The ideal horse moves when it is told, has a willing disposition, loves its job and loves to be around its owner.
For more than five years, people who have difficult horses have turned to Purdum. Some bring in problem horses; other folks bring him horses that need breaking; one client even brought him an ornery mule.
Sometimes Purdum works with older horses that just need what he calls a “tune up.”
“Ironically, there are more owners that are far from ideal than there are horses,” said Purdum.
Purdum has broken and trained mustangs, sport horses, quarter horses and ex-race horses to make hunters. He has also broken two-year olds for the track. Much of his work takes place at Fox Quarter Farm, a full-service boarding and riding facility that is family-owned and managed by his parents, Ron and Susie Purdum.
Scott also travels to people’s homes or farms, most often to teach trailer loading to clients and their horses.
Purdum studied equine management at the University of Maryland. He also worked as an intern with quarter horse trainer Ken Adkins in West Virginia.
“I learned almost everything I know from Ken. I still lean on him from time to time.” Purdum said. “He is a remarkable mentor.”
Purdum offers customized sessions for clients and their horses, as well as group lessons. Throughout the year, he also participates in exhibitions and clinics to teach both horse and handler to form a better relationship with each other.
“Ninety percent of the horses I work with have speed issues,” Purdum said. “The horses go too fast and the riders can’t enjoy them. And speed issues are the result of poor balance.”
All of Purdum’s work is rooted in his philosophy that most horses become more ideal when training incorporates a balance of four things: leadership, exercise, affection and discipline.
“Success involves equal amounts of all four of these things,” he said. “For example, too much affection makes a horse pushy and dominant.”
Purdum is quick to note that just as there are characteristics linked to the ideal horse, there are also specific qualities linked to the ideal horse owner.
“That owner,” he said, “is open to all training techniques, willing to do homework and smart enough to know that there is no quick fix when it comes to training a horse.”
As you might expect, Purdum’s work is highly regarded in the equestrian community.

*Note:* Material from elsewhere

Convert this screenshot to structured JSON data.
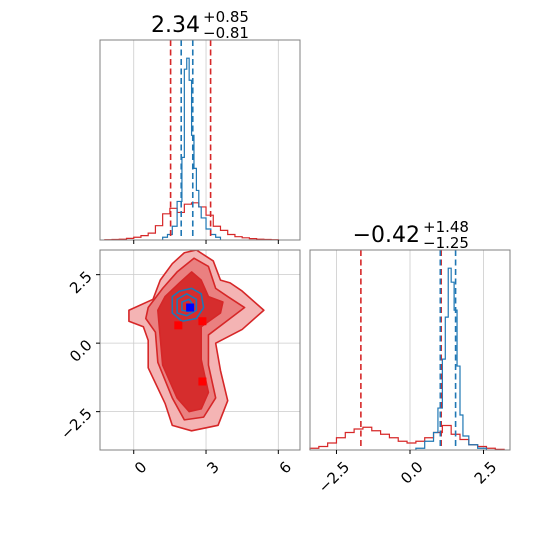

One client who brought Purdum a cantankerous mule appreciated his help so much that he sent Purdum a t-shirt that states “The Ass Whisperer.”
And although he has a respect for their skills, Purdum said a horse (or ass) whisperer he is not.
“I come to the horse with a lot of respect, common sense and experience that seems to bring out the best in them, but I am not a horse whisperer,” he said.
Scott Purdum began his show career at age 6 and has continued riding and showing hunters and pleasure horses since. He considers his work with Advantage Horsemanship an extension of what he loves to do most.
“Nothing beats working with horses,” Purdum said. “Well, working with horses and helping their owners bring out the best in them; that combination makes this career ideal.”